Imagine being able to locate one motor vehicle out of 500,000 in a matter of seconds. The following use case is a textbook IoT deployment that does exactly this. Manheim is currently utilizing the IoT to gain visibility and be able to automate management of its vehicles while they are still on the sales lot. Manheim is an automobile action company that operates 80 locations across the United States and 120 locations internationally. In an average year they sell approximately seven million cars.  This means that at any one time they could have as many as a half million vehicles on their lots. The company first piloted this solution last year at one of their lots in West Palm Beach, Florida.  Today they are deploying this system across all of their North American lots. The technology that comprises the application consists of battery-powered sensor devices assigned to each vehicle that transmit a unique ID via a LPWAN. Gateway receivers are installed throughout each of the  locations. The system collects the data on a cloud-based server and detects the location of each device. It then matches that information with the vehicle’s VIN number, make and model. The benefits and the ROI of this project are proving to be quite significant.

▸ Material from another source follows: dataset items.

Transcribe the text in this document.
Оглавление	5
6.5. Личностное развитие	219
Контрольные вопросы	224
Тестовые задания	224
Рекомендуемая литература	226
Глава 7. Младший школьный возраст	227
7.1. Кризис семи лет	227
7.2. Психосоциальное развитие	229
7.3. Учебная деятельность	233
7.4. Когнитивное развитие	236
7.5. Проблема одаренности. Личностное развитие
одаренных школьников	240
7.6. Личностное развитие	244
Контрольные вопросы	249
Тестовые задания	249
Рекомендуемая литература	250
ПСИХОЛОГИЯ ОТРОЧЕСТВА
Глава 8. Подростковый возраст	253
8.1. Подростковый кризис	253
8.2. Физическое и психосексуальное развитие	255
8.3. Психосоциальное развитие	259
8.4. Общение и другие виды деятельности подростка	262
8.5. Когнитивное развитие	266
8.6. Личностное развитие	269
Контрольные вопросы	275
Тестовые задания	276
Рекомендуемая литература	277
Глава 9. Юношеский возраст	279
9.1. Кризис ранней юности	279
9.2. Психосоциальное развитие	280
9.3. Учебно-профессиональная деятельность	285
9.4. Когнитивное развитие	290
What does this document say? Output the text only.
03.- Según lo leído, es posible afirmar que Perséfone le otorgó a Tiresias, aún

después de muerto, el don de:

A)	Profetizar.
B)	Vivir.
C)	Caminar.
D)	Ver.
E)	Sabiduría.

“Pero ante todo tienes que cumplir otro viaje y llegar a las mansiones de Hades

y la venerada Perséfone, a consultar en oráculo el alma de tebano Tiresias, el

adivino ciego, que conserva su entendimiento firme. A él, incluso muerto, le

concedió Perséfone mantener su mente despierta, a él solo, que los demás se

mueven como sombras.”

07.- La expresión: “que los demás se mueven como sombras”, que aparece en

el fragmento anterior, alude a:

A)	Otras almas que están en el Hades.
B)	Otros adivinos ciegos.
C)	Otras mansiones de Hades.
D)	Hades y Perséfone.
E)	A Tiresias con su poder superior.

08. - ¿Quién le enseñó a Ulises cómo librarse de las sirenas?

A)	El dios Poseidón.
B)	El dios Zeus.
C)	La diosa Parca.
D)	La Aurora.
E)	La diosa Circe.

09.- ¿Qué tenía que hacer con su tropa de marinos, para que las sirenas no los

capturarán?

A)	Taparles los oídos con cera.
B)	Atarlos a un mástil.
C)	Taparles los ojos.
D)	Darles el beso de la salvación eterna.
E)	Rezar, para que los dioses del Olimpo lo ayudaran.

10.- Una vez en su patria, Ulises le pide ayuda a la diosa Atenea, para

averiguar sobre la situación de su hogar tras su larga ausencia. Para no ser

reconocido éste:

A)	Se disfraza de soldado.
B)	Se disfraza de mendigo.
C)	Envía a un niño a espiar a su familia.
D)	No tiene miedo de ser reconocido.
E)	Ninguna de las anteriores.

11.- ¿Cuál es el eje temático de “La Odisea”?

Automobile auctioneering company Manheim is using a low-power wide-area network (LPWAN)-based Internet of Things (IoT) system developed by its sister company, Cox Communications, (both owned by Atlanta-based Cox enterprises), to track up to 500,000 vehicles at car lots across North America. The new solution, known as Cox2M, is designed for asset management across multiple industries, but is initially being launched with the company’s automotive division to help track vehicles as they are received, processed, test-driven and sold in large lots. Cox Communications calls this the largest LPWAN commercial IoT deployment in North America.